Please help! Had Defender virus warning - Now desktop icons have vanished!

Reluctant_spender

A few new files there;

1.
Your Java is out of date. Older versions have vulnerabilities that malicious sites can use to exploit and infect your system. Please follow these steps to remove older version Java components and update:

1. Download the latest version of Java Runtime Environment (JRE) Version6 and save it to your desktop.
2. Scroll down to where it says "Java Runtime Environment (JRE)6 Update 11...allows end-users to run Java applications".
3. Click the "Download" button to the right.
4. Select your Platform: "Windows".
5. Select your Language: "Multi-Language".
6. Read the License Agreement, and then check the box that says: "Accept License Agreement".
7. Click Continue and the page will refresh.
8. Click on the link to download Windows Offline Installation and save the file to your desktop.
9. Close any programs you may have running - especially your web browser.
10. Go to Start > Settings > Control Panel, double-click on Add/Remove Programs and remove all older versions of Java.
11. Check (highlight) any item with Java Runtime Environment (JRE or J2SE) in the name.
12. Click the Remove or Change/Remove button.
13. Follow the onscreen instructions for the Java uninstaller.
14. Repeat as many times as necessary to remove each Java version.
15. Reboot your computer once all Java components are removed.
16. Then from your desktop double-click on jre-6u10-windows-i586-p.exe
17. Follow the on screen instructions to install the latest Java version.

Reluctant_spender

Run a kaspersky log - this will take awhile but should show all infected files;

Please do a scan with Kaspersky Online Scanner

Note: If you are using Windows Vista, open your browser by right-clicking on its icon and select 'Run as administrator' to perform this scan.

Click on the Accept button and install any components it needs.

• The program will install and then begin downloading the latest definition files.
• After the files have been downloaded on the left side of the page in the Scan section select My Computer
• This will start the program and scan your system.
• The scan will take a while, so be patient and let it run.
• Once the scan is complete, click on View scan report
• Now, click on the Save Report as button.
• Save the file to your desktop.
• Copy and paste that information in your next post.

paddywak

Will try this no.

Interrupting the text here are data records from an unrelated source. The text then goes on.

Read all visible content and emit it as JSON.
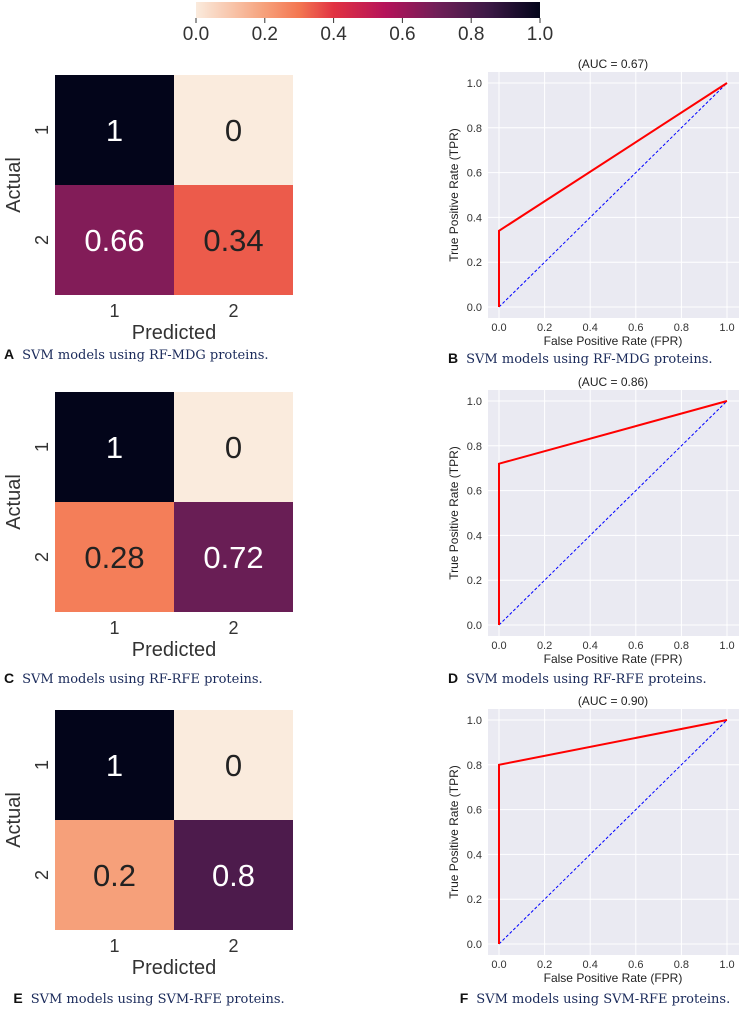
{
  "chart_data": [
    {
      "type": "heatmap",
      "panel": "A",
      "row_labels": [
        "1",
        "2"
      ],
      "col_labels": [
        "1",
        "2"
      ],
      "xlabel": "Predicted",
      "ylabel": "Actual",
      "values": [
        [
          1,
          0
        ],
        [
          0.66,
          0.34
        ]
      ],
      "value_labels": [
        [
          "1",
          "0"
        ],
        [
          "0.66",
          "0.34"
        ]
      ],
      "caption": "SVM models using RF-MDG proteins."
    },
    {
      "type": "line",
      "panel": "B",
      "title": "(AUC = 0.67)",
      "xlabel": "False Positive Rate (FPR)",
      "ylabel": "True Positive Rate (TPR)",
      "xlim": [
        0,
        1
      ],
      "ylim": [
        0,
        1
      ],
      "xticks": [
        "0.0",
        "0.2",
        "0.4",
        "0.6",
        "0.8",
        "1.0"
      ],
      "yticks": [
        "0.0",
        "0.2",
        "0.4",
        "0.6",
        "0.8",
        "1.0"
      ],
      "series": [
        {
          "name": "ROC",
          "color": "#ff0000",
          "x": [
            0,
            0,
            1
          ],
          "y": [
            0,
            0.34,
            1
          ]
        },
        {
          "name": "chance",
          "color": "#0000ff",
          "dashed": true,
          "x": [
            0,
            1
          ],
          "y": [
            0,
            1
          ]
        }
      ],
      "caption": "SVM models using RF-MDG proteins."
    },
    {
      "type": "heatmap",
      "panel": "C",
      "row_labels": [
        "1",
        "2"
      ],
      "col_labels": [
        "1",
        "2"
      ],
      "xlabel": "Predicted",
      "ylabel": "Actual",
      "values": [
        [
          1,
          0
        ],
        [
          0.28,
          0.72
        ]
      ],
      "value_labels": [
        [
          "1",
          "0"
        ],
        [
          "0.28",
          "0.72"
        ]
      ],
      "caption": "SVM models using RF-RFE proteins."
    },
    {
      "type": "line",
      "panel": "D",
      "title": "(AUC = 0.86)",
      "xlabel": "False Positive Rate (FPR)",
      "ylabel": "True Positive Rate (TPR)",
      "xlim": [
        0,
        1
      ],
      "ylim": [
        0,
        1
      ],
      "xticks": [
        "0.0",
        "0.2",
        "0.4",
        "0.6",
        "0.8",
        "1.0"
      ],
      "yticks": [
        "0.0",
        "0.2",
        "0.4",
        "0.6",
        "0.8",
        "1.0"
      ],
      "series": [
        {
          "name": "ROC",
          "color": "#ff0000",
          "x": [
            0,
            0,
            1
          ],
          "y": [
            0,
            0.72,
            1
          ]
        },
        {
          "name": "chance",
          "color": "#0000ff",
          "dashed": true,
          "x": [
            0,
            1
          ],
          "y": [
            0,
            1
          ]
        }
      ],
      "caption": "SVM models using RF-RFE proteins."
    },
    {
      "type": "heatmap",
      "panel": "E",
      "row_labels": [
        "1",
        "2"
      ],
      "col_labels": [
        "1",
        "2"
      ],
      "xlabel": "Predicted",
      "ylabel": "Actual",
      "values": [
        [
          1,
          0
        ],
        [
          0.2,
          0.8
        ]
      ],
      "value_labels": [
        [
          "1",
          "0"
        ],
        [
          "0.2",
          "0.8"
        ]
      ],
      "caption": "SVM models using SVM-RFE proteins."
    },
    {
      "type": "line",
      "panel": "F",
      "title": "(AUC = 0.90)",
      "xlabel": "False Positive Rate (FPR)",
      "ylabel": "True Positive Rate (TPR)",
      "xlim": [
        0,
        1
      ],
      "ylim": [
        0,
        1
      ],
      "xticks": [
        "0.0",
        "0.2",
        "0.4",
        "0.6",
        "0.8",
        "1.0"
      ],
      "yticks": [
        "0.0",
        "0.2",
        "0.4",
        "0.6",
        "0.8",
        "1.0"
      ],
      "series": [
        {
          "name": "ROC",
          "color": "#ff0000",
          "x": [
            0,
            0,
            1
          ],
          "y": [
            0,
            0.8,
            1
          ]
        },
        {
          "name": "chance",
          "color": "#0000ff",
          "dashed": true,
          "x": [
            0,
            1
          ],
          "y": [
            0,
            1
          ]
        }
      ],
      "caption": "SVM models using SVM-RFE proteins."
    }
  ],
  "colorbar": {
    "ticks": [
      "0.0",
      "0.2",
      "0.4",
      "0.6",
      "0.8",
      "1.0"
    ],
    "range": [
      0,
      1
    ],
    "colormap": "rocket_r"
  }
}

Thanks v much. Don't know what am doing but will try anything. Will return when finished this task.
Thanks

paddywak

Sorry again reluctant spender which should I do first the Jave or the kaspersky log?

Reluctant_spender

Go for the Java - yours is an old version and could be exploited.

aliEnRIK

Im thinking the problem are these ~
O4 - HKUS\S-1-5-19\..\Run: [wajaligufa] Rundll32.exe "C:\WINDOWS\system32\teruvobi.dll",s (User 'LOCAL SERVICE')
O4 - HKUS\S-1-5-20\..\Run: [wajaligufa] Rundll32.exe "C:\WINDOWS\system32\teruvobi.dll",s (User 'NETWORK SERVICE')

Lets see how the scans go first though

Id also suggest uninstalling 'threatfire' Paddy (It came with PCTOOLS which I did ask to untick)

aliEnRIK

Reluctant_spender wrote: »

This line does not look to clever, very little found.

O20 - AppInit_DLLs: c:\windows\system32\redivipo.dll c:\windows\system32\hugeloko.dll,C:\WINDOWS\system 32\kugatugi.dll

Think id agree with your assumption there Reluctant

Reluctant_spender

Can you throw in a add/remove list and start up list too when you have completed the above.

1.
Open HijackThis, click Config, click Misc Tools
Click "Open Uninstall Manager"
Click "Save List" (generates uninstall_list.txt)
Click Save, copy and paste the results in your next post.
More information with a screenshot, can be found here.

2.
Run HijackThis.
Click on Open the Misc Tools Section.
Then press Generate StartupList log, making sure that both boxes next to it are checked.
Select Yes at the prompt.
A Notepad file will open, and will automatically be saved in your HijackThis folder.
Paste this log in your next reply.
More information with a screenshot, can be found here.

paddywak

I've installed the Java do I now do the kaspereky log or Add/remove programs or both now?
I'm not that good at this so really appreciate all this help. Thanks

Reluctant_spender

sorry - Kaspersky first, then add/remove and then start up.